I read that you took a class where your professor encouraged you to “kill your darlings” and that’s where you got your name. Do you kill the darlings or does “Darlingside” indicate that you take the corner of that darling? Whose side are you on?
Ooh I like that idea, that we’re on the side of the darling! The name actually began with a letter C, like “Darlingcide”—so as pesticide is to kill pests, darlingcide is to kill darlings. But the name was too morbid and was difficult to pronounce, so we opted for the S instead. Working as a group of co-writers, we’ve all had to learn to let go of darlings. If I have an initial conception of how a song “has to be”, it invariably will change as it bounces through the brains of three other people. The song comes back sounding like the group rather than like an individual. When we first started writing together, I had a tough time letting go of how I wanted the song to sound.
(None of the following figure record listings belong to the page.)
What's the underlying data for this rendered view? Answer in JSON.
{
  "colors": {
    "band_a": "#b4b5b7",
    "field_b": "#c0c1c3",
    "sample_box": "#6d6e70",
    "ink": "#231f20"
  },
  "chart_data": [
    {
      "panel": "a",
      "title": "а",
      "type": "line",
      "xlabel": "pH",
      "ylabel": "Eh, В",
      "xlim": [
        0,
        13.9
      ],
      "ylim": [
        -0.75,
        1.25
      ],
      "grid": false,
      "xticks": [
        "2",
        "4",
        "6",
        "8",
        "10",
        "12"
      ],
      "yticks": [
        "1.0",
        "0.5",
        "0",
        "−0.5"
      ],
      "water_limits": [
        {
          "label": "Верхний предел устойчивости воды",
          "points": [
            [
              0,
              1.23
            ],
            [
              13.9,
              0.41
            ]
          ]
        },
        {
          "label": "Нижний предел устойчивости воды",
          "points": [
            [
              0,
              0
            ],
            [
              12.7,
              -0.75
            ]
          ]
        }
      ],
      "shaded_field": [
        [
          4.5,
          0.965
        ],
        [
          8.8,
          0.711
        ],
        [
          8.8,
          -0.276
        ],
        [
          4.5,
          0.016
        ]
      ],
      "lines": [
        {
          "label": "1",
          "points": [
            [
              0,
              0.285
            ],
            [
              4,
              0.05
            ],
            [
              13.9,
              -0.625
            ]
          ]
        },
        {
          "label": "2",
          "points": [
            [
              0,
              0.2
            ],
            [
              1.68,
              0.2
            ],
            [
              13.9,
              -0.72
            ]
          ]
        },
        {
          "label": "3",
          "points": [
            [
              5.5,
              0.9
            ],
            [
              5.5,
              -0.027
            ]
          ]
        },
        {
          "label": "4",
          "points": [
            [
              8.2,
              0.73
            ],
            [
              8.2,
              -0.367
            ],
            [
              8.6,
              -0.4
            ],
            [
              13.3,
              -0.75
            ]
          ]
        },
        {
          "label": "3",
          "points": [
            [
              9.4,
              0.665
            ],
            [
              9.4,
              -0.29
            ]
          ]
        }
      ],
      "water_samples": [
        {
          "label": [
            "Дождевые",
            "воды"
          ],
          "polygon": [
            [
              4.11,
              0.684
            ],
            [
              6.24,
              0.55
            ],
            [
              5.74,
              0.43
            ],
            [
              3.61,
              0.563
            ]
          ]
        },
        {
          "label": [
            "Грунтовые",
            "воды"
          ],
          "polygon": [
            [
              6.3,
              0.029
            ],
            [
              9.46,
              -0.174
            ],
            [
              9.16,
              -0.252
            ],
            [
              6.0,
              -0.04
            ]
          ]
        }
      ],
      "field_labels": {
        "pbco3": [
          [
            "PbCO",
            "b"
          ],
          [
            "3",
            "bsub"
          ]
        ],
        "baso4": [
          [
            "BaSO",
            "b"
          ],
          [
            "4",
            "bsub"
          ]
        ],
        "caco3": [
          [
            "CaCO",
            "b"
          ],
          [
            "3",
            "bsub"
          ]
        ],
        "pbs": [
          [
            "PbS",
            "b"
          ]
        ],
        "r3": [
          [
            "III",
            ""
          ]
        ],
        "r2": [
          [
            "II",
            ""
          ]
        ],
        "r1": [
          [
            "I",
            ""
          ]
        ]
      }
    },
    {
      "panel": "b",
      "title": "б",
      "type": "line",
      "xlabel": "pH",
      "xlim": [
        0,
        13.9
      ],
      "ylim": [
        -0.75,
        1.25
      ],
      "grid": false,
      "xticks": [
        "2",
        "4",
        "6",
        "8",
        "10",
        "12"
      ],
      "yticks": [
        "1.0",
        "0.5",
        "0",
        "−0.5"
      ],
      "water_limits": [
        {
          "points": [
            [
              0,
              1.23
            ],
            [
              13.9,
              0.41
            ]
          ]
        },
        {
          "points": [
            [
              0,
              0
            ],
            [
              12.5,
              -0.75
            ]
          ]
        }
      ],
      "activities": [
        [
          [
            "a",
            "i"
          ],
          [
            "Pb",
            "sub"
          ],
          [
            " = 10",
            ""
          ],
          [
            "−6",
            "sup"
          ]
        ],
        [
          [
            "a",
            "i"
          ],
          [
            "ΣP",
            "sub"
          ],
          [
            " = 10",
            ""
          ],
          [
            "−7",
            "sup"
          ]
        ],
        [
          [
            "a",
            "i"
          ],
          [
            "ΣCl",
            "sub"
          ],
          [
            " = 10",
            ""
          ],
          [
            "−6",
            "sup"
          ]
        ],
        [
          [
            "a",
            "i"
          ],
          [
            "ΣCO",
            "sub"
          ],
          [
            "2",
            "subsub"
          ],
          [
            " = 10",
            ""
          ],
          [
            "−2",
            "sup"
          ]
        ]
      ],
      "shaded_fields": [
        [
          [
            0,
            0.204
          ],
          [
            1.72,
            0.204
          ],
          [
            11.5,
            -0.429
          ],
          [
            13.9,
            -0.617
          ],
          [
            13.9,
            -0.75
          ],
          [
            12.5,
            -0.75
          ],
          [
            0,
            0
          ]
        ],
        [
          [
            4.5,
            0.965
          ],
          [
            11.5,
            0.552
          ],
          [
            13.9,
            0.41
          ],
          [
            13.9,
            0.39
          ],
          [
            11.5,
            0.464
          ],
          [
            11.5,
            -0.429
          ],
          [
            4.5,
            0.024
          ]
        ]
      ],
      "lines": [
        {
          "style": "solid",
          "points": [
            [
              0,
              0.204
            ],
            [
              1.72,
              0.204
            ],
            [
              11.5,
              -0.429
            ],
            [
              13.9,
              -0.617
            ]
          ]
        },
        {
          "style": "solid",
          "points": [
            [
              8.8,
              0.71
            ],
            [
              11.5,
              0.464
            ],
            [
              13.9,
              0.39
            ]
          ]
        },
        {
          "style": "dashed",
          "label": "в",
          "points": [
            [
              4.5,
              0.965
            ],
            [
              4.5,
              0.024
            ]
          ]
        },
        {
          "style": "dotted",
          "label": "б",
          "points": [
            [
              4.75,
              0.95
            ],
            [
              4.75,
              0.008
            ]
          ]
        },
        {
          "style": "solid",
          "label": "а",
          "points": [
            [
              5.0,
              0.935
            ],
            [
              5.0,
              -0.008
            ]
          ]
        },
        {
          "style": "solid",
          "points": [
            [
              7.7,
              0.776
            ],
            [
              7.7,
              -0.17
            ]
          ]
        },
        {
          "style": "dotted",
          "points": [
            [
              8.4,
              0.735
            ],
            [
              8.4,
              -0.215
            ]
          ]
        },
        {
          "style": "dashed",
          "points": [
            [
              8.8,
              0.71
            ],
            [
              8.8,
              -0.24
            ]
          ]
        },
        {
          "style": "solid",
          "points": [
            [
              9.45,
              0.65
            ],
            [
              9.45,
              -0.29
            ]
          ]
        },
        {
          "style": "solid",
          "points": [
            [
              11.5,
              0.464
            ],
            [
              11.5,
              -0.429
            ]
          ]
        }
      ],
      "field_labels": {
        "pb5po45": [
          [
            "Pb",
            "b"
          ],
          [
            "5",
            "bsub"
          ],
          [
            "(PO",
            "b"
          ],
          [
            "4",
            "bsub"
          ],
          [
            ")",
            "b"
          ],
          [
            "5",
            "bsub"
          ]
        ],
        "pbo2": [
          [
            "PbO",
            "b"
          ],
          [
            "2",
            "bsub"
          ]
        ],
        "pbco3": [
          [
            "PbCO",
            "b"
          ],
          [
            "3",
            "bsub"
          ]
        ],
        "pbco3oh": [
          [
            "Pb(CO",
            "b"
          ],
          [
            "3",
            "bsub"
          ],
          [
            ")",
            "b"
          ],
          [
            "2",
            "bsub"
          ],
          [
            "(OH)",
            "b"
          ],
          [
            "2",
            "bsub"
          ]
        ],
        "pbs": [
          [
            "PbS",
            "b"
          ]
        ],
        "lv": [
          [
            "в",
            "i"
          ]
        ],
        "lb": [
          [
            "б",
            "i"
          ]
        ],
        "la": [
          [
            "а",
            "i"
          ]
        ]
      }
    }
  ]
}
Now, I usually enjoy watching the idea contort and become something new.
Tell me about Everything is Alive? It’s a really positive outlook on a world where we all look at what’s wrong so often.
At times over the past years, and especially through the pandemic, I’ve had the tendency to get stuck in a rut—like you say, to look at what’s wrong around me. Much of my songwriting has reflected an ongoing battle between this feeling of hopelessness and a gut feeling that there is inherent good in the world around me if I look closely. The title “Everything Is Alive” is taken from the chorus of our song “Sea Dogs”. This song reckons with the sometimes-paralyzing fact that every living thing will die one day. But in the chorus of this song, the opposite comes true—the clouds change and come to life as sea dogs, monsters, a blowing kite, bouncing basketballs. So while all living things will certainly die, all things, even dead things, are alive, dynamic, and shifting and changing if we look closely (or differently) enough.
How does your music reflect values that you hold close?
When our band gets together to write, we often begin the day with free-writes. Maybe something like half an hour of stream-of-consciousness words dumped on a page. These free-writes contain everything from boring day-to-day descriptions, memories, big questions, pure nonsense, and so on. Typically, out of a full page of writing, a few sentences or words will leap out because they illuminate some deeper feeling or value that we want to explore. For instance, it might be a specific memory that relates to how I’m feeling today. From this we’ll build the lyrics of a song. I’m often personally drawn to transcendental images—the idea that some sort of meaning, truth, light (whichever name you might want to call it) arises out of the ordinary world around us.
Have you played Louisville before? Anything you’re looking forward to coming to town?
Yes, we were in Louisville a few years back to play Waterfront Wednesday and I’m really looking forward to getting back. I loved exploring and walking along the river. Last time, we were encouraged to order an incredible dish—the hot brown “sandwich”, which I’ve been thinking about ever since. One of my big goals for this tour is to eat another one.